This Chief Counsel Advice memorandum (CCA) addresses arrangements that combine self-insured health plans with wellness plans in an attempt to provide nontaxable cash payments to employees and employment tax savings for the employer and employees. The CCA uses two scenarios to illustrate these arrangements and explain why they don’t work. In the first scenario, employees pay a small after-tax contribution to enroll in a self-insured health plan (the fixed-payment plan). Enrolled employees who participate in specified no-cost wellness activities receive cash payments from the fixed-payment plan that greatly exceed their after-tax contributions. Under an actuarial analysis, all employees are expected to receive—and, in practice, do receive—payments that markedly exceed their contributions. In the second scenario, employees also have the opportunity to enroll, by making substantial pre-tax contributions through a cafeteria plan, in a wellness plan that independently qualifies as an accident and health plan under Code § 106 and offers no-cost wellness activities. Employees participating in the wellness plan also qualify for payments from the fixed-payment plan. If an employee’s take-home pay—after taking into account the employee’s contributions to both plans and payments from the fixed-payment plan—exceeds the employee’s take-home pay without the plans, the excess is treated as flex credits under the cafeteria plan.

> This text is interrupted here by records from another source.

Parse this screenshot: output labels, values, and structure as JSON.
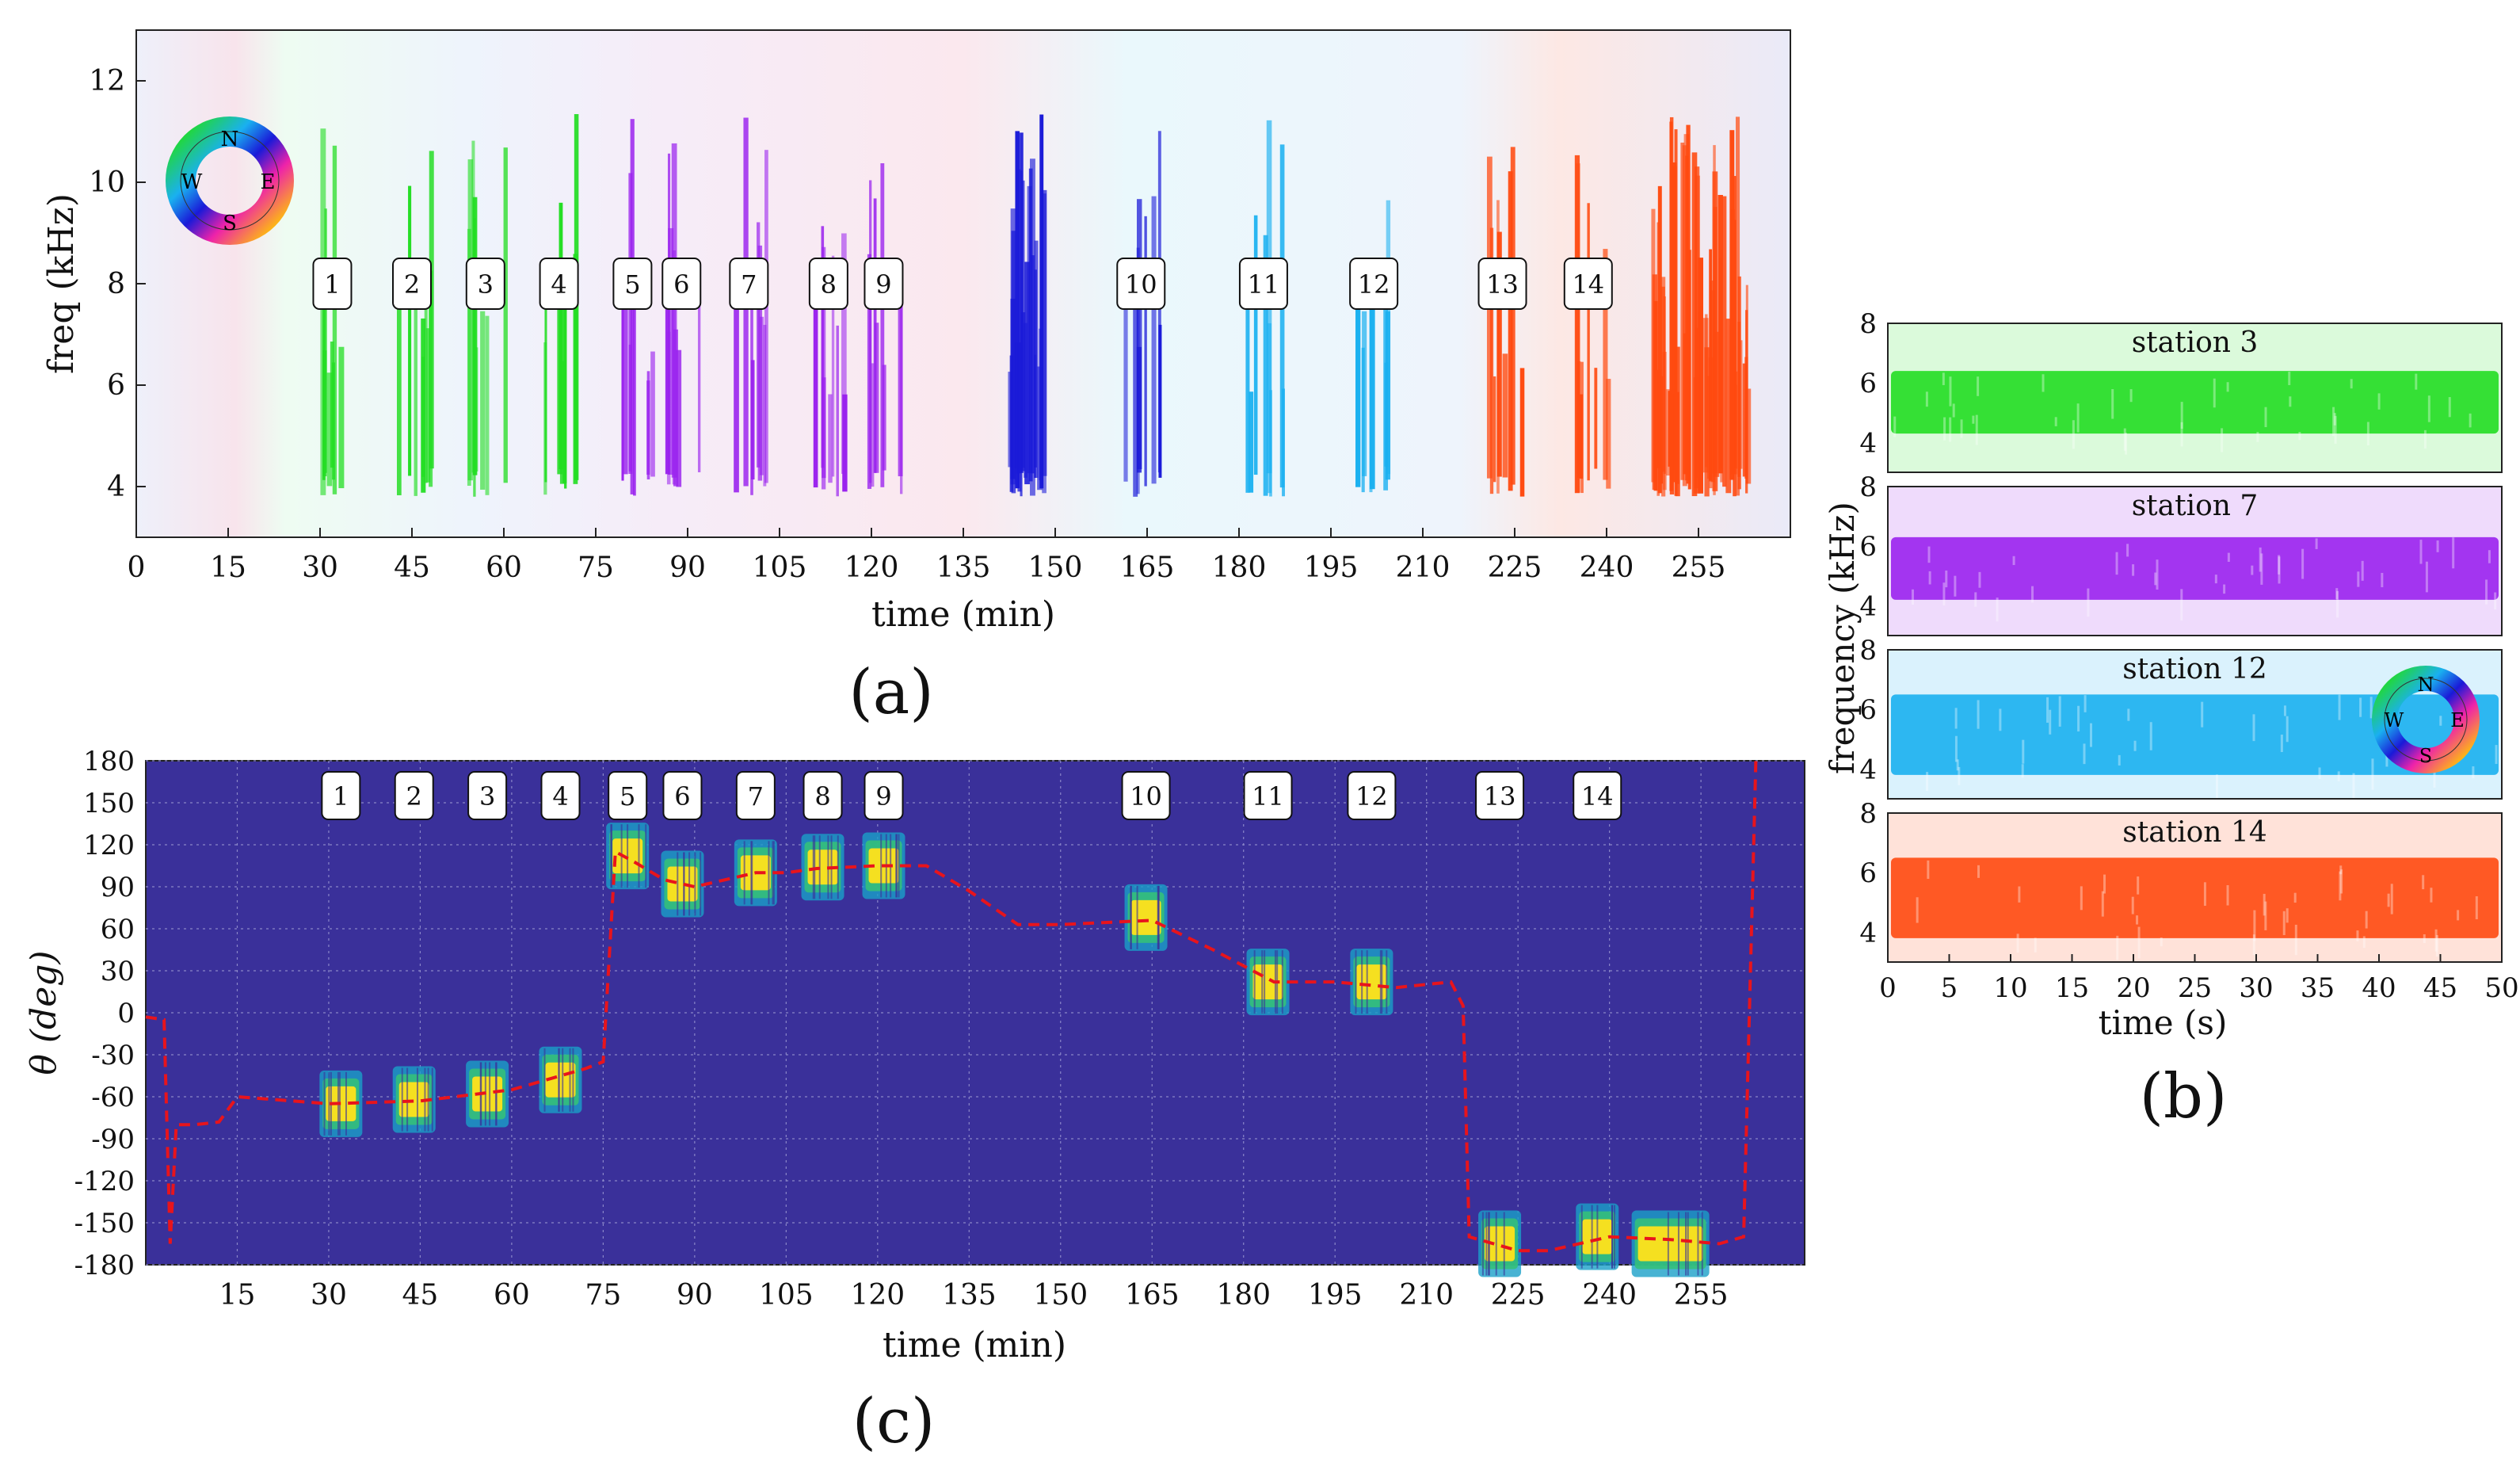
{
  "colors": {
    "station_1_4": "#22dd22",
    "station_5_9": "#9a22ee",
    "station_10": "#1a1ad8",
    "station_11_12": "#1ab0f0",
    "station_13_14": "#ff4a10",
    "theta_background": "#3a309a",
    "track_line": "#e8141c"
  },
  "panel_a": {
    "caption": "(a)",
    "xlabel": "time (min)",
    "ylabel": "freq (kHz)",
    "xticks": [
      "0",
      "15",
      "30",
      "45",
      "60",
      "75",
      "90",
      "105",
      "120",
      "135",
      "150",
      "165",
      "180",
      "195",
      "210",
      "225",
      "240",
      "255"
    ],
    "yticks": [
      "4",
      "6",
      "8",
      "10",
      "12"
    ],
    "compass": {
      "n": "N",
      "e": "E",
      "s": "S",
      "w": "W"
    }
  },
  "panel_b": {
    "caption": "(b)",
    "xlabel": "time (s)",
    "ylabel": "frequency (kHz)",
    "xticks": [
      "0",
      "5",
      "10",
      "15",
      "20",
      "25",
      "30",
      "35",
      "40",
      "45",
      "50"
    ],
    "yticks_top": "8",
    "yticks": [
      "4",
      "6"
    ],
    "compass": {
      "n": "N",
      "e": "E",
      "s": "S",
      "w": "W"
    },
    "stations": [
      {
        "title": "station 3",
        "color": "#22dd22"
      },
      {
        "title": "station 7",
        "color": "#9a22ee"
      },
      {
        "title": "station 12",
        "color": "#1ab0f0"
      },
      {
        "title": "station 14",
        "color": "#ff4a10"
      }
    ]
  },
  "panel_c": {
    "caption": "(c)",
    "xlabel": "time (min)",
    "ylabel": "θ (deg)",
    "xticks": [
      "15",
      "30",
      "45",
      "60",
      "75",
      "90",
      "105",
      "120",
      "135",
      "150",
      "165",
      "180",
      "195",
      "210",
      "225",
      "240",
      "255"
    ],
    "yticks": [
      "180",
      "150",
      "120",
      "90",
      "60",
      "30",
      "0",
      "-30",
      "-60",
      "-90",
      "-120",
      "-150",
      "-180"
    ]
  },
  "chart_data": [
    {
      "type": "heatmap",
      "panel": "a",
      "xlabel": "time (min)",
      "ylabel": "freq (kHz)",
      "xlim": [
        0,
        270
      ],
      "ylim": [
        3,
        13
      ],
      "x_tick_values": [
        0,
        15,
        30,
        45,
        60,
        75,
        90,
        105,
        120,
        135,
        150,
        165,
        180,
        195,
        210,
        225,
        240,
        255
      ],
      "y_tick_values": [
        4,
        6,
        8,
        10,
        12
      ],
      "station_labels": [
        "1",
        "2",
        "3",
        "4",
        "5",
        "6",
        "7",
        "8",
        "9",
        "10",
        "11",
        "12",
        "13",
        "14"
      ],
      "station_times_min": [
        32,
        45,
        57,
        69,
        81,
        89,
        100,
        113,
        122,
        164,
        184,
        202,
        223,
        237
      ],
      "station_colors": [
        "#22dd22",
        "#22dd22",
        "#22dd22",
        "#22dd22",
        "#9a22ee",
        "#9a22ee",
        "#9a22ee",
        "#9a22ee",
        "#9a22ee",
        "#1a1ad8",
        "#1ab0f0",
        "#1ab0f0",
        "#ff4a10",
        "#ff4a10"
      ],
      "extra_bursts_min": [
        [
          143,
          148,
          "#1a1ad8"
        ],
        [
          248,
          262,
          "#ff4a10"
        ]
      ],
      "freq_band_khz": [
        4,
        11.5
      ]
    },
    {
      "type": "heatmap",
      "panel": "b",
      "xlabel": "time (s)",
      "ylabel": "frequency (kHz)",
      "xlim": [
        0,
        50
      ],
      "ylim": [
        3,
        8
      ],
      "x_tick_values": [
        0,
        5,
        10,
        15,
        20,
        25,
        30,
        35,
        40,
        45,
        50
      ],
      "series": [
        {
          "name": "station 3",
          "band_khz": [
            4.3,
            6.4
          ]
        },
        {
          "name": "station 7",
          "band_khz": [
            4.2,
            6.3
          ]
        },
        {
          "name": "station 12",
          "band_khz": [
            3.8,
            6.5
          ]
        },
        {
          "name": "station 14",
          "band_khz": [
            3.8,
            6.5
          ]
        }
      ]
    },
    {
      "type": "line",
      "panel": "c",
      "xlabel": "time (min)",
      "ylabel": "θ (deg)",
      "xlim": [
        0,
        272
      ],
      "ylim": [
        -180,
        180
      ],
      "x_tick_values": [
        15,
        30,
        45,
        60,
        75,
        90,
        105,
        120,
        135,
        150,
        165,
        180,
        195,
        210,
        225,
        240,
        255
      ],
      "y_tick_values": [
        180,
        150,
        120,
        90,
        60,
        30,
        0,
        -30,
        -60,
        -90,
        -120,
        -150,
        -180
      ],
      "grid": true,
      "track": {
        "x": [
          0,
          3,
          4,
          5,
          8,
          12,
          15,
          30,
          45,
          60,
          72,
          75,
          77,
          80,
          85,
          90,
          95,
          100,
          105,
          110,
          120,
          128,
          135,
          143,
          150,
          165,
          175,
          185,
          195,
          205,
          214,
          216,
          217,
          225,
          230,
          240,
          250,
          258,
          262,
          264
        ],
        "y": [
          -3,
          -5,
          -165,
          -80,
          -80,
          -78,
          -60,
          -65,
          -63,
          -55,
          -40,
          -35,
          115,
          108,
          95,
          90,
          95,
          100,
          100,
          103,
          105,
          105,
          87,
          63,
          63,
          66,
          45,
          22,
          22,
          18,
          22,
          5,
          -160,
          -170,
          -170,
          -160,
          -162,
          -165,
          -160,
          180
        ]
      },
      "blobs": [
        {
          "label": "1",
          "x": 32,
          "theta": -65
        },
        {
          "label": "2",
          "x": 44,
          "theta": -62
        },
        {
          "label": "3",
          "x": 56,
          "theta": -58
        },
        {
          "label": "4",
          "x": 68,
          "theta": -48
        },
        {
          "label": "5",
          "x": 79,
          "theta": 112
        },
        {
          "label": "6",
          "x": 88,
          "theta": 92
        },
        {
          "label": "7",
          "x": 100,
          "theta": 100
        },
        {
          "label": "8",
          "x": 111,
          "theta": 104
        },
        {
          "label": "9",
          "x": 121,
          "theta": 105
        },
        {
          "label": "10",
          "x": 164,
          "theta": 68
        },
        {
          "label": "11",
          "x": 184,
          "theta": 22
        },
        {
          "label": "12",
          "x": 201,
          "theta": 22
        },
        {
          "label": "13",
          "x": 222,
          "theta": -165
        },
        {
          "label": "14",
          "x": 238,
          "theta": -160
        },
        {
          "label": "",
          "x": 250,
          "theta": -165
        }
      ]
    }
  ]
}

The CCA focuses on Code § 104(a)(3), which provides that gross income does not include amounts received through accident or health insurance for personal injuries or sickness, unless the amounts are either (1) attributable to employer contributions not includible in the employee’s gross income; or (2) paid by the employer. The CCA emphasizes that the reference to “insurance” requires risk-shifting and risk-distribution. Those characteristics are lacking in the fixed payment plan—which does not involve a risk (to employees) of economic loss or a fortuitous event. Moreover, because the average benefits under the fixed-payment plan markedly exceed employees’ total contributions to that plan, the excess benefits are either paid by the employer or attributable to employer contributions not includible in employees’ gross income. Either way, the benefit payments will not qualify for the Code § 104(a)(3) exclusion, and the benefits in excess of the employee contributions must be treated as gross income and subject to income tax withholding. The excess benefits are also subject to FICA and FUTA taxes because they are treated as wages and are not exempt—the CCA notes they are not paid for medical or hospitalization expenses in connection with sickness or accident disability. However, any flex credits granted under the second scenario would be excluded from employees’ income and wages in accordance with Code § 125 unless used to purchase taxable benefits.
Comment: In addition to refuting the “too good to be true” tax claims, this CCA clarifies the IRS’s position on tax treatment of payments from fixed indemnity plans (plans that pay covered individuals a fixed cash amount upon the occurrence of certain health-related events, such as hospitalization). A recent CCA had suggested that, where premiums for fixed indemnity insurance are paid pre-tax, the benefits are taxable, regardless of the amount or type of medical expenses that triggered the payment. This CCA acknowledges prior guidance stating that fixed indemnity payments attributable to pre-tax contributions will be taxable only to the extent that they exceed otherwise unreimbursed medical expenses.